Final de verão e praticamente ninguém na praia. O clima de outono ainda não chegara, mas era suficiente para as pessoas rumarem à cidade para retornarem às suas rotinas de trabalho. A praia era deles a não ser pelos pescadores que de quando em vez passavam em pequenas embarcações lá fora do canal, onde as ondas não lhes atacavam e a navegação era tranqüila. Bem diferente da tranqüilidade que deixaria de fazer parte daquela tribo de amigos do surf.
Puxa daqui, puxa de lá; rema forte, diminui e os amigos pegavam as melhores ondas daquele início de outono com clima de verão. O melhor swell daquela temporada, certamente. Ondas tubulares e cristalinas, ondas extintas na Praia do Cassino. Nem os locais da guarderia haviam presenciado aquelas ondas desde a sua criação. E nem poderia, já que o grupo de amigos pegara aquelas ondas para o lado do navio, bem próximo do navio encalhado. Um mar totalmente diferente daquele conhecido pelos surfistas locais que têm o pico do terminal como seu quintal de brinquedos.
O Tadeu surfava como nunca havia pegado aquelas ondas antes. O Tiaguinho estava nas nuvens com a euforia daquelas ondas fechadas, abertas. Havia de tudo naquela manhã. Todos sabiam que o mar pela manhã tinha a melhor ondulação, as melhores condições para o surf. Por isso, esbaldavam-se naquela manhã perfeita ou quase isso. Enquanto os dois remavam facilmente após a rebentação, o Gustavo, o Juliano e o Berê, apanhavam literalmente para passar a rebentação. Haviam pegado três ou quatro ondas completas – daquelas ondas surfáveis até a beira da praia.
- Mas cadê o Berê? – gritava gesticulando Gustavo para o resto dos amigos.
- Acho que ele ficou para trás! – falava Juliano, apontando para a beira da praia.
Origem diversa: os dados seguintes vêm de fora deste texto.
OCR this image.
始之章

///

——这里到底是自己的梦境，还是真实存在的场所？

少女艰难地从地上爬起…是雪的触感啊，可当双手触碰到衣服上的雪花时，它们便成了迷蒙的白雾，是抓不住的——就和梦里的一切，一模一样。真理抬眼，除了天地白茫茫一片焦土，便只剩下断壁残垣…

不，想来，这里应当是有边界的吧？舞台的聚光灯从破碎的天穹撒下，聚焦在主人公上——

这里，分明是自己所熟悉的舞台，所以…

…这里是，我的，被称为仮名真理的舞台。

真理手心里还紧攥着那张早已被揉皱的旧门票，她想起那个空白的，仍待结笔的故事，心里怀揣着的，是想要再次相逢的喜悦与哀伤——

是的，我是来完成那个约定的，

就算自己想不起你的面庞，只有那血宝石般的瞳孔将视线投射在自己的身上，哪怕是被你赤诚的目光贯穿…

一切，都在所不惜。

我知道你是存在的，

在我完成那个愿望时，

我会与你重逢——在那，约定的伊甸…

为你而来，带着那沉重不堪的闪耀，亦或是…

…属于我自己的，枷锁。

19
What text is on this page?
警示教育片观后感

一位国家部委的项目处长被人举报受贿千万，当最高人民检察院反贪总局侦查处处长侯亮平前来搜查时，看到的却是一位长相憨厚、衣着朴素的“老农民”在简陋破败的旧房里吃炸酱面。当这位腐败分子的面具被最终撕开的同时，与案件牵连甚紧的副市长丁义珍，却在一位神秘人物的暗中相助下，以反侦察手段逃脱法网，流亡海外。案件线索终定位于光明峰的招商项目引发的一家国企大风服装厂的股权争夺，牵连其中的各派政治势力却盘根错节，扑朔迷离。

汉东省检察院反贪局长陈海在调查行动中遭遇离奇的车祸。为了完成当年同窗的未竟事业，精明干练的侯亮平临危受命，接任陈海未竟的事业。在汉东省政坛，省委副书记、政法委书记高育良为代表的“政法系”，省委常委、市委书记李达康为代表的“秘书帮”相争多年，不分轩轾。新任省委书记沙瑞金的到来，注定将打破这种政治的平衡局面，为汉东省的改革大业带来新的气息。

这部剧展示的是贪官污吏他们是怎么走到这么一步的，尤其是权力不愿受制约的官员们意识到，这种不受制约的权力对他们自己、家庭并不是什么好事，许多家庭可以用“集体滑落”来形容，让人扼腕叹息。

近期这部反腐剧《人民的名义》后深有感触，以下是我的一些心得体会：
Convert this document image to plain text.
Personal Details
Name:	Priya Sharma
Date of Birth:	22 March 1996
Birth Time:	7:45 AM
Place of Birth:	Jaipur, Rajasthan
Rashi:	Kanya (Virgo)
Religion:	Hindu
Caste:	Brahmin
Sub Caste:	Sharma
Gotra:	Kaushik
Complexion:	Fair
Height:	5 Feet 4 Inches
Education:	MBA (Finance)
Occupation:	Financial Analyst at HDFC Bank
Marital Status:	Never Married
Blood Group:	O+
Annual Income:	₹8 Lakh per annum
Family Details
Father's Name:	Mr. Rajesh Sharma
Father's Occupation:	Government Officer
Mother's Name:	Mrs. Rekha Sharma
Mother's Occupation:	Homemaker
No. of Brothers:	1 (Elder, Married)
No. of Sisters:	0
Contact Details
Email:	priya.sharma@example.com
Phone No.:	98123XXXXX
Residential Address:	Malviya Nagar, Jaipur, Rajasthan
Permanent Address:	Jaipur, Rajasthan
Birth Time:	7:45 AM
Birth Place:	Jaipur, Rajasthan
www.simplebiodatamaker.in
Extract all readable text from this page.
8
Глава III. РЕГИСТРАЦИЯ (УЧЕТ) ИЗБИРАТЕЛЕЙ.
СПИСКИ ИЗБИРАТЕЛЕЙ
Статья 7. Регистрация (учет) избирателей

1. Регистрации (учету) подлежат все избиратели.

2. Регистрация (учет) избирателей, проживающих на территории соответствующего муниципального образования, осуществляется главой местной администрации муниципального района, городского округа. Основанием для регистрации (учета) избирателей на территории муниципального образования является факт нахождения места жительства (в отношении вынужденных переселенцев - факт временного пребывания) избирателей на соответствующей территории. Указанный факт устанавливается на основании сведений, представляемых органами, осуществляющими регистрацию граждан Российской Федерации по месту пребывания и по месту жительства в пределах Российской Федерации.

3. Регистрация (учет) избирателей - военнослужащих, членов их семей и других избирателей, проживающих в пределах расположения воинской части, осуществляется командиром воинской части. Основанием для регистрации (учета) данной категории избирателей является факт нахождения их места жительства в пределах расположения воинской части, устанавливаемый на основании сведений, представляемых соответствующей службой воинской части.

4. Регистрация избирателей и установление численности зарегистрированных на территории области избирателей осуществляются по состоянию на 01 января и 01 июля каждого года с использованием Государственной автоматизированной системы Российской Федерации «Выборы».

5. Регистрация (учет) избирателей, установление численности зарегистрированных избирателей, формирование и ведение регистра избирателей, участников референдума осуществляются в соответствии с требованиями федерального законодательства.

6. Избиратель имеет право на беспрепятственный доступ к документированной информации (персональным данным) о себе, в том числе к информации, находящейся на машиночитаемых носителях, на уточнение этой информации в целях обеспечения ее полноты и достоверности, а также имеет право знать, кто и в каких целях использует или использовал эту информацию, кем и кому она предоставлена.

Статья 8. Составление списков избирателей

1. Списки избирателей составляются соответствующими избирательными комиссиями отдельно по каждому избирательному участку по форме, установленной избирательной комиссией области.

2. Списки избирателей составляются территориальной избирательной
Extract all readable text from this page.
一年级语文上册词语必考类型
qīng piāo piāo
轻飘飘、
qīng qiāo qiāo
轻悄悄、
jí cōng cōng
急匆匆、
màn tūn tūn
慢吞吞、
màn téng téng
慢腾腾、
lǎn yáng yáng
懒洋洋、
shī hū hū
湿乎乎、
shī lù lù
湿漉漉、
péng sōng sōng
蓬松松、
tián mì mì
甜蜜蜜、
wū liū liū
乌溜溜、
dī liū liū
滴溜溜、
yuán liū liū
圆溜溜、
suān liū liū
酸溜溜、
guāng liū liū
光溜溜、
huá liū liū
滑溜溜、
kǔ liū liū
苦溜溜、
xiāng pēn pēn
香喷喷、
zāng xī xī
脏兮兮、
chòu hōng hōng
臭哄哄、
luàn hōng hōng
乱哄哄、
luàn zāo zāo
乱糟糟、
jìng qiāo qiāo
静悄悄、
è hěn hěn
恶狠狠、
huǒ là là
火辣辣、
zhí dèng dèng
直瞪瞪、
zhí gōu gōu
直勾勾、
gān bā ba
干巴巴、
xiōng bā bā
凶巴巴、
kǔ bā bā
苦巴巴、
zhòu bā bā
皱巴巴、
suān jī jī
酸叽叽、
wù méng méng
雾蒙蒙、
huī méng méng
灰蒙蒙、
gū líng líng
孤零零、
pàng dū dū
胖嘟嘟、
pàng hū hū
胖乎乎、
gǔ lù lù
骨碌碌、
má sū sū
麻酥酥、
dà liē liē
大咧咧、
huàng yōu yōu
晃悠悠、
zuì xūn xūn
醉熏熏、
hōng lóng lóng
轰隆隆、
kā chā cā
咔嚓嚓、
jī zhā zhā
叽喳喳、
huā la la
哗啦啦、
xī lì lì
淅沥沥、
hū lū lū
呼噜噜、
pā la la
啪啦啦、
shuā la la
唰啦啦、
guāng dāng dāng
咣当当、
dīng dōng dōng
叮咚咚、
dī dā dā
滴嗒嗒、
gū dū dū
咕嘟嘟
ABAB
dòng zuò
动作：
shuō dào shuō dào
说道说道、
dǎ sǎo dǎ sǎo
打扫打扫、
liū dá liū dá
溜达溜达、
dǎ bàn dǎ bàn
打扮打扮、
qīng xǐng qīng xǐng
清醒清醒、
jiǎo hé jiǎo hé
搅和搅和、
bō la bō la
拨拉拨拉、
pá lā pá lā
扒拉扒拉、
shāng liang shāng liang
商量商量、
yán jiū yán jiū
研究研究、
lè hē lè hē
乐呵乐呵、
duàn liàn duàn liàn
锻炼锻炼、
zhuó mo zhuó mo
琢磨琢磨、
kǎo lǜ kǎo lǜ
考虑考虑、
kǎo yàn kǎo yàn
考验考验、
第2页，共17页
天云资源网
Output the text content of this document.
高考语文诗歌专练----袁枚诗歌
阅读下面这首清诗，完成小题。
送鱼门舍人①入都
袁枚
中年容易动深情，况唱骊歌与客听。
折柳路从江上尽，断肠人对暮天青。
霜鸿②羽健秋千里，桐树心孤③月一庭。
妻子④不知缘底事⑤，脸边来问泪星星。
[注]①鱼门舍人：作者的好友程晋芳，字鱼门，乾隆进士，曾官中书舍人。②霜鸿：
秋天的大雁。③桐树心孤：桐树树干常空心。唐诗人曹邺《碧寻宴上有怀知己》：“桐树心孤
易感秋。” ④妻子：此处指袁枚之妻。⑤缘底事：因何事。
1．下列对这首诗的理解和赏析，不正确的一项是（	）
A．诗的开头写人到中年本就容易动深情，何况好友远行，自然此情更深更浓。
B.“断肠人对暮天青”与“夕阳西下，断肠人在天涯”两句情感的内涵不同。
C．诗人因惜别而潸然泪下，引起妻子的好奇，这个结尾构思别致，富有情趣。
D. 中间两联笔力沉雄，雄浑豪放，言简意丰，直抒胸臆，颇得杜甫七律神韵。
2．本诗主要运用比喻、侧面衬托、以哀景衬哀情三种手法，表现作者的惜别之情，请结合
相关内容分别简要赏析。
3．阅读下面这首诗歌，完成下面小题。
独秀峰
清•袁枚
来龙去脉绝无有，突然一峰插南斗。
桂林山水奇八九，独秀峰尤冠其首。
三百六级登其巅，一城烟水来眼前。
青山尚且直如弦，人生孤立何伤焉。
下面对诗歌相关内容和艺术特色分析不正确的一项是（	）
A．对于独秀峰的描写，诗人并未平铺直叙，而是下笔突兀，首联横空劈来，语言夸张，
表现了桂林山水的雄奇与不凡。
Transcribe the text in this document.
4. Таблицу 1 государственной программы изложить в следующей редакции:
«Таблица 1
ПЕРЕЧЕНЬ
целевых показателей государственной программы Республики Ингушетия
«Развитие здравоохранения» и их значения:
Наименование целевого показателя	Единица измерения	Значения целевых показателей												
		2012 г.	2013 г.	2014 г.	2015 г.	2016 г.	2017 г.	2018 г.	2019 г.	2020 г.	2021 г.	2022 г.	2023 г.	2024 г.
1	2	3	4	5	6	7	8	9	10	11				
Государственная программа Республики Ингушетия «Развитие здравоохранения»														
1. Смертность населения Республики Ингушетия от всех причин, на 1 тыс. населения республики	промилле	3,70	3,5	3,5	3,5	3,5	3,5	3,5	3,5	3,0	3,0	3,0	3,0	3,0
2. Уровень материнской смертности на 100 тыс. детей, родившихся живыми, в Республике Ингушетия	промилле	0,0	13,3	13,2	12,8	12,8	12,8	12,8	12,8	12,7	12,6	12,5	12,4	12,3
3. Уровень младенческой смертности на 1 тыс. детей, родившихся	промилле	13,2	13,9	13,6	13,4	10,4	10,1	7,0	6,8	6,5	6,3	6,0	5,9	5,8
O Berê não estava na beira da praia. Não estava à esquerda e muito menos à direita. Na frente deles só haviam ondas, intermináveis e arrebatadoras ondas e o Tadeu e o Tiaguinho pegando as melhores ondas. O Berê não estava lá também. Um ar de preocupação total tomou a cabeça dos amigos, inclusive da dupla das ondas lá na frente. Juliano acenava com a prancha no ar, para que os amigos lá da frente percebessem a preocupação. E perceberam, vieram nas forças das ondas até o grupo da rebentação para saber o que fariam.
- O que houve, brow?
- Tiaguinho, o Berê sumiu! – disse o Juliano.
- Ele não foi comer um churras?
- Cara, ele não está lá e muito menos aqui perto da gente!
- Meu! Comecei a ir pela teoria da Talita... nada é perfeito! – falou o Tadeu.
- Fica quieto Tadeu, não pensa nisso porque senão acontece... Tiaguinho preocupado com a situação resolveu armar um plano:
- Vamos procurar, cada um rema para um lado e nos encontramos lá na beira da praia!
- Combinado – concordou Tadeu.
- Certo – falou Juliano.
- Fechado – apontou Tiagu.
Os amigos se dividiram nas direções cabíveis e foram enfrentar o mar à procura de soluções para o sumiço de Berê. Estavam preocupados, pois o Berê sempre estava lá na turma da frente, pegando as boas ondas e não enfrentando a rebentação. Definitivamente lá não era o lugar dele. Era como uma tartaruga marinha o Bernardo. Pulava em cima da prancha e saia nadando facilmente, passando pelas ondas como um rasgo na água. Era o mais corajoso do grupo, ao mesmo tempo o mais tímido com as garotas. Especialmente com Talita, a colega de colégio, de aulas de inglês e agora de faculdade.
Talvez não faria mais diferença o Berê ser tímido ou corajoso. E isso foi confirmado quando a Talita, lá na beira da praia acenou para o restante dos amigos surfistas na água que alguma coisa de estranho estava acontecendo. Alguém estava boiando lá no outro extremo da área em que todos estavam surfando sem fortes deslocações, apenas com pequenos movimentos por causa das ondas. Talita correra até lá para ver mais de perto aquela cena. Ao chegar ao local, a prancha de Berê boiando na beira da praia como um negativo sinal de que algo realmente ruim estivesse acontecendo.
Talita acenou para as amigas e os dois amigos que estavam preparando o churrasco. Todos foram correndo já imaginando o desespero da amiga que chorava compulsivamente. A Claudinha catou o celular e chamou ajuda, já que a operação golfinho já tivera acabado na semana anterior e ninguém estivera por perto para ajudar. Os amigos deslocaram-se em direção leste, remando em suas pranchas, para verificar o que havia acontecido com Berê. Infelizmente, a triste notícia estava sendo confirmada aos poucos, devagarzinho, a cada remada. Berê estava boiando de bruços, preso a uma rede de pesca. Uma rede de pesca!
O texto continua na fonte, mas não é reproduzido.